EKH's Energy and Energy-Related segment reported revenues of USD 57.4 million in 3Q 2024, marking an increase of 12% y-o-y and 57% q-o-q, driven by strong performance from key subsidiaries, NatEnergy and ONS. Net profit for the segment came in at USD 16.5 million during 3Q 2024, reflecting a net profit margin of 29%.

NatEnergy reported revenues of USD 42.4 million in 3Q 2024, marking a 15% increase y-o-y, with top-line expansion driven by Kahraba’s growing electricity distribution businesses, in addition to progress made on the high-pressure steel pipeline project executed by Fayum Gas. With activities largely denominated in EGP, the platform’s margins have been temporarily weighed down as they adjust to the currency’s reduced value, with net profit for 3Q 2024 recording USD 10.0 million. Looking ahead, NatEnergy's outlook remains positive, with the expected increases in both natural gas connection prices and electricity tariffs anticipated to alleviate the temporary pressure on margins, and with management continuing to focus on more profitable “infill” clients to further enhance its profitability.

ONS reported revenues of USD 15.0 million in 3Q 2024, increasing 5% y-o-y and 11% q-o-q, driven by the commissioning of new wells and increasing production volumes. Net profit for the quarter stood at USD 6.5 million, translating into a net profit margin of 43%. ONS is poised for growth, fueled by its recent expansions. Aton-1, the second of the two newly drilled wells within ONS’ expanded concession area, commenced production in 3Q 2024, with the two new wells supporting sustaining gas production rates at 55 MMSCFD.

Insurance and Diversified 

The Diversified segment reported revenues of USD 21.8 million in 3Q 2024, largely in line with 2Q 2024 performance.

Delta Insurance, the segment’s largest component, contributed USD 18.0 million to revenues during the quarter, reflecting a 20% y-o-y growth, driven by the reassessment of insured asset values and premiums, as well as improved portfolio returns supported by the prevailing high-interest rate environment. Net profit attributable to EKH from Delta Insurance grew 28% y-o-y to USD 4.3 million in 3Q 2024, translating into a growth of over 97% in EGP terms, underscoring the sector’s strong fundamentals and growth potential in spite of the impact of a weaker EGP.

Looking ahead, management is optimistic regarding the insurance sector’s ability to sustain its positive trajectory, driven by continued upward revaluation of insured asset values and stable premium growth.

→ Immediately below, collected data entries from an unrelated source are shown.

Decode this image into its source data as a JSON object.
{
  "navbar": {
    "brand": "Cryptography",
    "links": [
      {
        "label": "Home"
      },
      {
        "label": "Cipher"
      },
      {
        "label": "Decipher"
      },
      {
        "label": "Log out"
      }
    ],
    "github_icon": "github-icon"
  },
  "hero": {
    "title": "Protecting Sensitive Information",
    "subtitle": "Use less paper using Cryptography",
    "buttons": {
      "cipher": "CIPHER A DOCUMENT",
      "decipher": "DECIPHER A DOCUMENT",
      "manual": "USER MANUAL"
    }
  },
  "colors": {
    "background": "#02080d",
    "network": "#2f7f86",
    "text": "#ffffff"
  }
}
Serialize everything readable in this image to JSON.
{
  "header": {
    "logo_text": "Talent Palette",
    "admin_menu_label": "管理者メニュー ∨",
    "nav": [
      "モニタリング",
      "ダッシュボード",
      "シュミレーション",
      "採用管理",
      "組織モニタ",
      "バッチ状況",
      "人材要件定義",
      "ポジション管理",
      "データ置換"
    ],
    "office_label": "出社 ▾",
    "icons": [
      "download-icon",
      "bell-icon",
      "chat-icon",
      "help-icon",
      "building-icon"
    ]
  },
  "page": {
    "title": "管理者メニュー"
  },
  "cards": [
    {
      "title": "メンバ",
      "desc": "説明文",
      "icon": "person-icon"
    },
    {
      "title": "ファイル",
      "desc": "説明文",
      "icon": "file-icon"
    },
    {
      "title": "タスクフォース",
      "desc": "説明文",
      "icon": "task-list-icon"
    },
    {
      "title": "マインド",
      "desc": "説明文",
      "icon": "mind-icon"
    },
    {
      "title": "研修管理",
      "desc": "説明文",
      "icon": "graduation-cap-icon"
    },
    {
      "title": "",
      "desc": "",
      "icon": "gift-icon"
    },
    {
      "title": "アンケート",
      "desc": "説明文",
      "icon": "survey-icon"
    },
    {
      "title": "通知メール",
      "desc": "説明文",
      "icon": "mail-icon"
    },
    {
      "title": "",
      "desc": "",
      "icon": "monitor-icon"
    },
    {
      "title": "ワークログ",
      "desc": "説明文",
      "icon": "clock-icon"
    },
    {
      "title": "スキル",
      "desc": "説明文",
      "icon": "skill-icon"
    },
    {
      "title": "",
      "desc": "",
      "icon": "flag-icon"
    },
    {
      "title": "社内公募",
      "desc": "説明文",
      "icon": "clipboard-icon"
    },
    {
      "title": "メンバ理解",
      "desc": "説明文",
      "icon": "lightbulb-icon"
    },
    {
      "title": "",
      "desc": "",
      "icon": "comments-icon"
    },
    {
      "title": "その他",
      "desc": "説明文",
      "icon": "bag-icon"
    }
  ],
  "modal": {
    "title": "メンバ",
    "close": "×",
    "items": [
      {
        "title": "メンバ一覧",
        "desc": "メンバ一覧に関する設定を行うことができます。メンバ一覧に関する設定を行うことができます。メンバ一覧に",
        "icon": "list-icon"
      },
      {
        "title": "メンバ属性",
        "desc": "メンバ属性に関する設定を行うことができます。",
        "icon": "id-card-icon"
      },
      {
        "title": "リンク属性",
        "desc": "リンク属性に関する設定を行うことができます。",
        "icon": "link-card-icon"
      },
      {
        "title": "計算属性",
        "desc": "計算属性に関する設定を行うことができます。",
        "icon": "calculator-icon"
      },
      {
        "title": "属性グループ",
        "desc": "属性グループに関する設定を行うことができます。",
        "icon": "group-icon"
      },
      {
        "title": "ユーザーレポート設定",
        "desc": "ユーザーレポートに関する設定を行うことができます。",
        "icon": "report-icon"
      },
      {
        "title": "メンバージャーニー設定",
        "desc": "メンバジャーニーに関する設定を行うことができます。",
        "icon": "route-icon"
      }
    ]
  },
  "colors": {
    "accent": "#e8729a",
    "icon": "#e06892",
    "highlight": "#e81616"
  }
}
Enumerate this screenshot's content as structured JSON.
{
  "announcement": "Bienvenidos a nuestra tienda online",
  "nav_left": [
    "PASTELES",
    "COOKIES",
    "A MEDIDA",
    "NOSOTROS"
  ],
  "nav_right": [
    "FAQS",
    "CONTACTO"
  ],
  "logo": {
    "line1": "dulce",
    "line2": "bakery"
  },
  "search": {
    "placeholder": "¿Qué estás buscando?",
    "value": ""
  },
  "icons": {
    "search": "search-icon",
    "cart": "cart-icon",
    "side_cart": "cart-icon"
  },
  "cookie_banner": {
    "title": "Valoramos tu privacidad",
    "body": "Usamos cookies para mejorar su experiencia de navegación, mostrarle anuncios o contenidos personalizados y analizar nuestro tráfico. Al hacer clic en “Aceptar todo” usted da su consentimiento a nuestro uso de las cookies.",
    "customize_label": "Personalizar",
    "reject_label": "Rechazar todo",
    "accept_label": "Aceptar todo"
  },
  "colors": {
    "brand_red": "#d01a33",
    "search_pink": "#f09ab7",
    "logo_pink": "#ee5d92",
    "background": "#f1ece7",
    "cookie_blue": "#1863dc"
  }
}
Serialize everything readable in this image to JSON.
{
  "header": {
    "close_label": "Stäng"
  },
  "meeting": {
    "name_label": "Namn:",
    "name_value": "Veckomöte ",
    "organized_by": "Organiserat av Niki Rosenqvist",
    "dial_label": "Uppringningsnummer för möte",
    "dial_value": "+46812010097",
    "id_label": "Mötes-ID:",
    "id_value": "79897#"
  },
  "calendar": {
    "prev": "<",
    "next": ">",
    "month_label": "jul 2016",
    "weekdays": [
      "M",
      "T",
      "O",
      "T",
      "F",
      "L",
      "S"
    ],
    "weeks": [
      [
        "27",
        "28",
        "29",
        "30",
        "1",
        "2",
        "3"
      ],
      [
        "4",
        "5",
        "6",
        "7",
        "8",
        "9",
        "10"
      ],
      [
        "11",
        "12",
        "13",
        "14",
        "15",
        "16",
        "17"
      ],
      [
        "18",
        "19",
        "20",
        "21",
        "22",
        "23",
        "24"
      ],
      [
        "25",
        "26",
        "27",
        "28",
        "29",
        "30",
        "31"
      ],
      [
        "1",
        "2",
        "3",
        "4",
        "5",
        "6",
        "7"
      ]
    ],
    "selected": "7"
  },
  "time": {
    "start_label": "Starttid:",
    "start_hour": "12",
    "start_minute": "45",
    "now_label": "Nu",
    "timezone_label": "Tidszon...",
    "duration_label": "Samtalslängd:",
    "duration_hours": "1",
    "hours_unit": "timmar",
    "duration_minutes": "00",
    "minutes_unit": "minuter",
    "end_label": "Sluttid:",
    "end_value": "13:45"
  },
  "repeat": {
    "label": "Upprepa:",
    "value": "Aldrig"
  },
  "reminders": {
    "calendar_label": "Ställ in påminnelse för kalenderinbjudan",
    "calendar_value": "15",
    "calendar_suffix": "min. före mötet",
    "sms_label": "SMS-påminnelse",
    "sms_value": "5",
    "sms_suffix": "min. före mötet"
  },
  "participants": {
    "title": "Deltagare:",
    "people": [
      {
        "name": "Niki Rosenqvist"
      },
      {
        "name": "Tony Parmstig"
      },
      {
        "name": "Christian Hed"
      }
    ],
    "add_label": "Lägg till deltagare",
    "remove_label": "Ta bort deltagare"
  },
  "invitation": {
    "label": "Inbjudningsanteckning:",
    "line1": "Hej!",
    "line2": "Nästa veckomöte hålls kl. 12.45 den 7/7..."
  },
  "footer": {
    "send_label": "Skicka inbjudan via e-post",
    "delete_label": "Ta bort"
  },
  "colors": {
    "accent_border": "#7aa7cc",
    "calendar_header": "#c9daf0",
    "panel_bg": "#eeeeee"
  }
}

Furthermore, Nilewood has completed a major milestone by successfully producing its first fiber and is progressing towards the production of its first MDF board ahead of starting commercial operations in 1H 2025.

EKH’s standalone and consolidated financial statements and full earnings release for the period ended 30 September 2024 are available for download at ir.ekholding.com

About EK Holding

Egypt Kuwait Holding Company (EKHO.CA and EKHOA.CA on the Egyptian Exchange and EKHK.KW on the Boursa Kuwait) is one of the MENA region’s leading investment companies, with a portfolio of investments that spans the region across five main sectors including fertilizers, petrochemicals, gas distribution, power generation and distribution, upstream gas production as well as insurance and non-banking financial services. Established in 1997, EKH strives to continue delivering superior returns to its shareholders on the back of a solid portfolio of integrated investments and the determination of its capable management team.